In the spring of 1964, Gail Wise taught third grade at Sunnyside Elementary School in Berkeley, Illinois, a small suburb just east of Elmhurst. She was still Gail Brown then, loved her job, but it was a dozen miles south from where she lived with her parents in Park Ridge.
"Back then you lived at home until you got married," she remembered. At 22 years old, she couldn't expect to drive her parents' car forever. She needed her own.
So on Wednesday, April 15, 1964, she and her father went to Johnson Ford on Cicero Avenue in Chicago — her family always drove Fords. Her father had driven a '57 Fairlane 500, then a '63 Thunderbird.
"My parents always drove a convertible," she said. "I just knew I wanted a convertible."
But there were no convertibles on the showroom floor. When the salesman saw Brown's disappointment, he took pity on her, and said they had something special in back. They weren't supposed to sell it yet, but she could take a look.
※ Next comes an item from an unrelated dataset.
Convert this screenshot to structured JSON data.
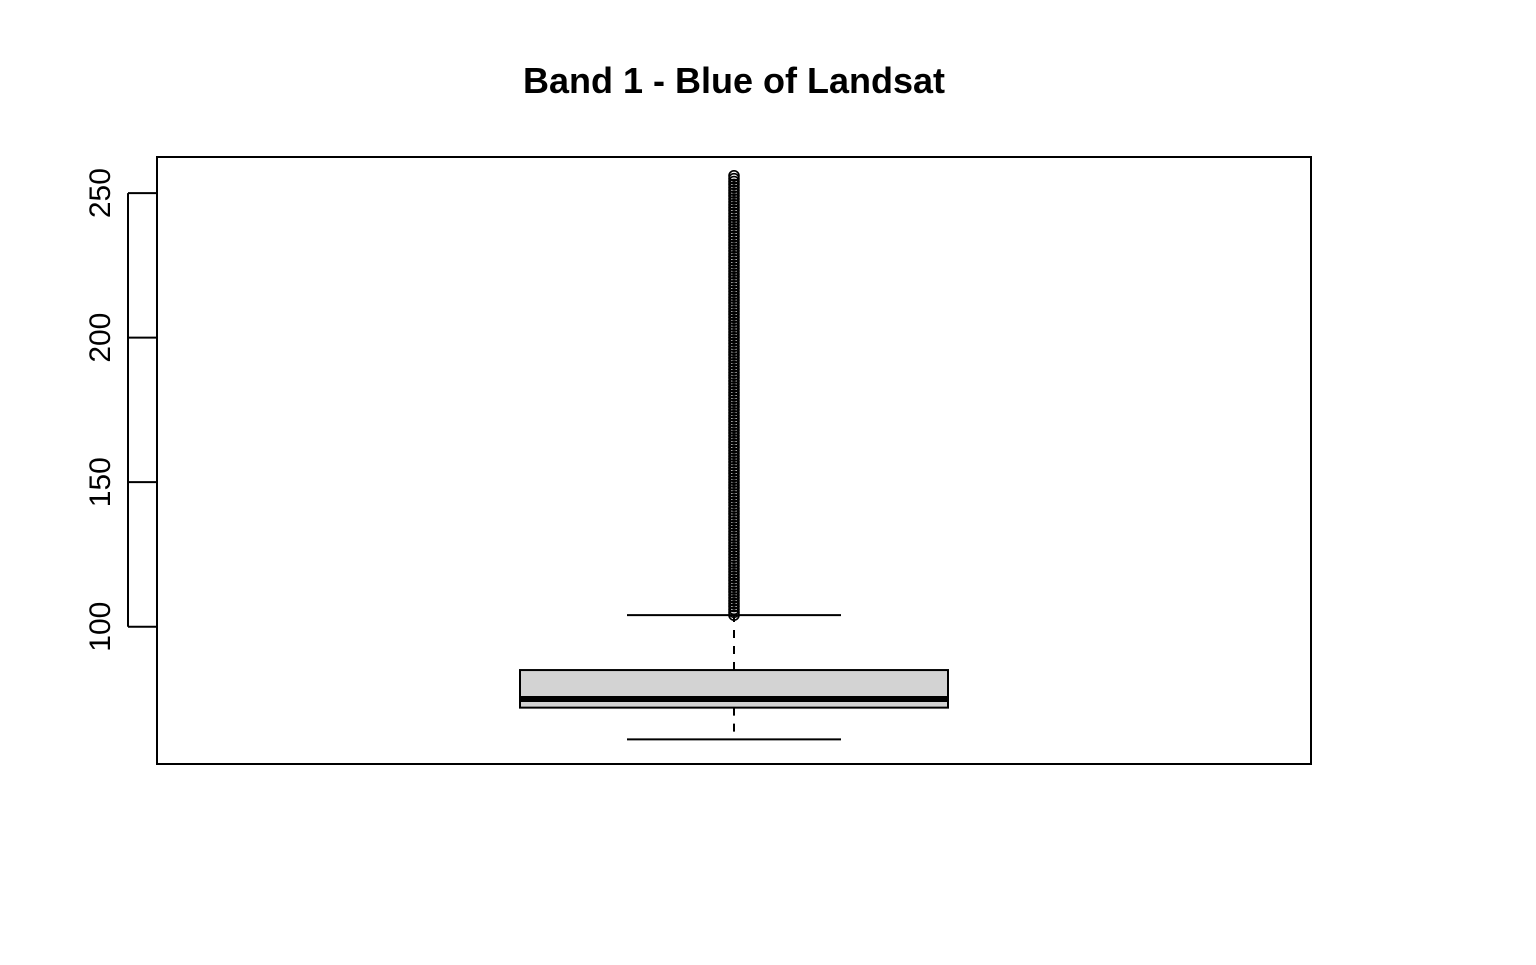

He pulled a tarp off a Mustang convertible in "Skylight Blue." No Mustangs would officially go on sale for two days, until after it was unveiled at the New York World's Fair on April 17. If she wanted this one, she'd have to buy it without a test drive. She did want it. "I just fell in love. It was sporty. It had the bucket seats, the transmission on the floor," she said. "He started it up. It went zoom zoom and made that nice, loud noise. I was just so excited to buy it. I was in heaven. I told the salesman it was for me."
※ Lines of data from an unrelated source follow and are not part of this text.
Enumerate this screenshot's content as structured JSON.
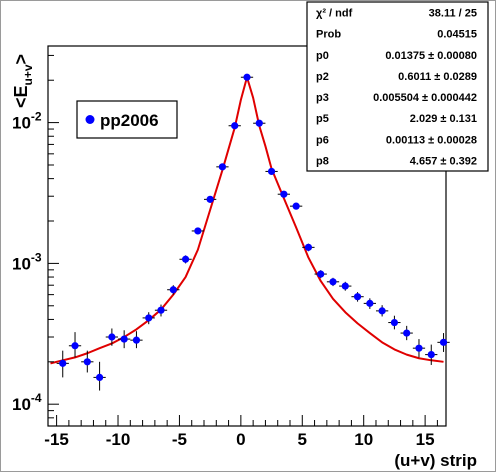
{
  "chart_data": {
    "type": "scatter",
    "x_label": "(u+v) strip",
    "y_label_main": "<E",
    "y_label_sub": "u+v",
    "y_label_close": ">",
    "x_range": [
      -15.7,
      16.7
    ],
    "y_range": [
      7e-05,
      0.035
    ],
    "y_scale": "log",
    "x_ticks": [
      -15,
      -10,
      -5,
      0,
      5,
      10,
      15
    ],
    "x_tick_labels": [
      "-15",
      "-10",
      "-5",
      "0",
      "5",
      "10",
      "15"
    ],
    "y_ticks": [
      {
        "base": "10",
        "exp": "-4",
        "value": 0.0001
      },
      {
        "base": "10",
        "exp": "-3",
        "value": 0.001
      },
      {
        "base": "10",
        "exp": "-2",
        "value": 0.01
      }
    ],
    "grid": false,
    "legend": {
      "position": "upper-left",
      "entries": [
        {
          "label": "pp2006",
          "color": "#0000ff"
        }
      ]
    },
    "series": [
      {
        "name": "pp2006",
        "color": "#0000ff",
        "points": [
          {
            "x": -14.5,
            "y": 0.000195,
            "lo": 0.000155,
            "hi": 0.00024
          },
          {
            "x": -13.5,
            "y": 0.00026,
            "lo": 0.000215,
            "hi": 0.000325
          },
          {
            "x": -12.5,
            "y": 0.0002,
            "lo": 0.000168,
            "hi": 0.00024
          },
          {
            "x": -11.5,
            "y": 0.000155,
            "lo": 0.000125,
            "hi": 0.0002
          },
          {
            "x": -10.5,
            "y": 0.0003,
            "lo": 0.00026,
            "hi": 0.000345
          },
          {
            "x": -9.5,
            "y": 0.00029,
            "lo": 0.00025,
            "hi": 0.000335
          },
          {
            "x": -8.5,
            "y": 0.000285,
            "lo": 0.00025,
            "hi": 0.00033
          },
          {
            "x": -7.5,
            "y": 0.00041,
            "lo": 0.00037,
            "hi": 0.00045
          },
          {
            "x": -6.5,
            "y": 0.000465,
            "lo": 0.00042,
            "hi": 0.00051
          },
          {
            "x": -5.5,
            "y": 0.00065,
            "lo": 0.0006,
            "hi": 0.0007
          },
          {
            "x": -4.5,
            "y": 0.00107,
            "lo": 0.001,
            "hi": 0.00114
          },
          {
            "x": -3.5,
            "y": 0.0017,
            "lo": 0.00161,
            "hi": 0.00179
          },
          {
            "x": -2.5,
            "y": 0.00285,
            "lo": 0.00272,
            "hi": 0.00298
          },
          {
            "x": -1.5,
            "y": 0.00485,
            "lo": 0.00468,
            "hi": 0.00502
          },
          {
            "x": -0.5,
            "y": 0.0095,
            "lo": 0.00925,
            "hi": 0.00975
          },
          {
            "x": 0.5,
            "y": 0.021,
            "lo": 0.0206,
            "hi": 0.0214
          },
          {
            "x": 1.5,
            "y": 0.0099,
            "lo": 0.00965,
            "hi": 0.01015
          },
          {
            "x": 2.5,
            "y": 0.0045,
            "lo": 0.00434,
            "hi": 0.00466
          },
          {
            "x": 3.5,
            "y": 0.0031,
            "lo": 0.00297,
            "hi": 0.00323
          },
          {
            "x": 4.5,
            "y": 0.00255,
            "lo": 0.00243,
            "hi": 0.00267
          },
          {
            "x": 5.5,
            "y": 0.0013,
            "lo": 0.00122,
            "hi": 0.00138
          },
          {
            "x": 6.5,
            "y": 0.00084,
            "lo": 0.000785,
            "hi": 0.000895
          },
          {
            "x": 7.5,
            "y": 0.00074,
            "lo": 0.00069,
            "hi": 0.00079
          },
          {
            "x": 8.5,
            "y": 0.00069,
            "lo": 0.00064,
            "hi": 0.00074
          },
          {
            "x": 9.5,
            "y": 0.00058,
            "lo": 0.000535,
            "hi": 0.000625
          },
          {
            "x": 10.5,
            "y": 0.00052,
            "lo": 0.000475,
            "hi": 0.000565
          },
          {
            "x": 11.5,
            "y": 0.00046,
            "lo": 0.00042,
            "hi": 0.000505
          },
          {
            "x": 12.5,
            "y": 0.00038,
            "lo": 0.00034,
            "hi": 0.000425
          },
          {
            "x": 13.5,
            "y": 0.00032,
            "lo": 0.000285,
            "hi": 0.00036
          },
          {
            "x": 14.5,
            "y": 0.00025,
            "lo": 0.000215,
            "hi": 0.00029
          },
          {
            "x": 15.5,
            "y": 0.000225,
            "lo": 0.00019,
            "hi": 0.000265
          },
          {
            "x": 16.5,
            "y": 0.000275,
            "lo": 0.000235,
            "hi": 0.00032
          }
        ]
      }
    ],
    "fit_curve": {
      "color": "#e00000",
      "points": [
        {
          "x": -15.5,
          "y": 0.000195
        },
        {
          "x": -14.5,
          "y": 0.000205
        },
        {
          "x": -13.5,
          "y": 0.000215
        },
        {
          "x": -12.5,
          "y": 0.00023
        },
        {
          "x": -11.5,
          "y": 0.00025
        },
        {
          "x": -10.5,
          "y": 0.00027
        },
        {
          "x": -9.5,
          "y": 0.0003
        },
        {
          "x": -8.5,
          "y": 0.00034
        },
        {
          "x": -7.5,
          "y": 0.000395
        },
        {
          "x": -6.5,
          "y": 0.00047
        },
        {
          "x": -5.5,
          "y": 0.0006
        },
        {
          "x": -4.5,
          "y": 0.0008
        },
        {
          "x": -3.5,
          "y": 0.00125
        },
        {
          "x": -2.5,
          "y": 0.0024
        },
        {
          "x": -1.5,
          "y": 0.0046
        },
        {
          "x": -0.5,
          "y": 0.0092
        },
        {
          "x": 0.0,
          "y": 0.0145
        },
        {
          "x": 0.5,
          "y": 0.021
        },
        {
          "x": 1.0,
          "y": 0.015
        },
        {
          "x": 1.5,
          "y": 0.0095
        },
        {
          "x": 2.0,
          "y": 0.0068
        },
        {
          "x": 2.5,
          "y": 0.0047
        },
        {
          "x": 3.5,
          "y": 0.0029
        },
        {
          "x": 4.5,
          "y": 0.0018
        },
        {
          "x": 5.5,
          "y": 0.0011
        },
        {
          "x": 6.5,
          "y": 0.00075
        },
        {
          "x": 7.5,
          "y": 0.00056
        },
        {
          "x": 8.5,
          "y": 0.00045
        },
        {
          "x": 9.5,
          "y": 0.000375
        },
        {
          "x": 10.5,
          "y": 0.00032
        },
        {
          "x": 11.5,
          "y": 0.000275
        },
        {
          "x": 12.5,
          "y": 0.000245
        },
        {
          "x": 13.5,
          "y": 0.000225
        },
        {
          "x": 14.5,
          "y": 0.000212
        },
        {
          "x": 15.5,
          "y": 0.000205
        },
        {
          "x": 16.5,
          "y": 0.0002
        }
      ]
    },
    "stats_box": {
      "rows": [
        {
          "label": "χ² / ndf",
          "value": "38.11 / 25"
        },
        {
          "label": "Prob",
          "value": "0.04515"
        },
        {
          "label": "p0",
          "value": "0.01375 ± 0.00080"
        },
        {
          "label": "p2",
          "value": "0.6011 ± 0.0289"
        },
        {
          "label": "p3",
          "value": "0.005504 ± 0.000442"
        },
        {
          "label": "p5",
          "value": "2.029 ± 0.131"
        },
        {
          "label": "p6",
          "value": "0.00113 ± 0.00028"
        },
        {
          "label": "p8",
          "value": "4.657 ± 0.392"
        }
      ]
    }
  }
}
Some aspects of the car might surprise today — the Mustang had seat belts in the front seats but not the back. The passenger seat could not be adjusted. Back-up lights were optional.
The price was $3,447.50. Her salary was $5,000 a year. Her father loaned her the money.
Making Gail Wise the first person in the United States to buy a Ford Mustang — 60 years ago on Monday.
"When I drove out of the showroom, nobody had seen this car yet," she recalled. "Everybody was waving at me, asking me to slow down, so they could see this car. I felt like a movie star. I was very happy. I drove it to school the next day. All those boys, the seventh and eighth graders, were hovering over it."
She drove that Mustang for 15 years. She married Tom Wise, an electronics technician who worked on the guidance system on a nuclear submarine in the Navy, in 1966. The couple moved to Charleston, South Carolina. Their four kids arrived, and she gave up teaching.
"When you were married, you started a family and stayed home with the children," she said.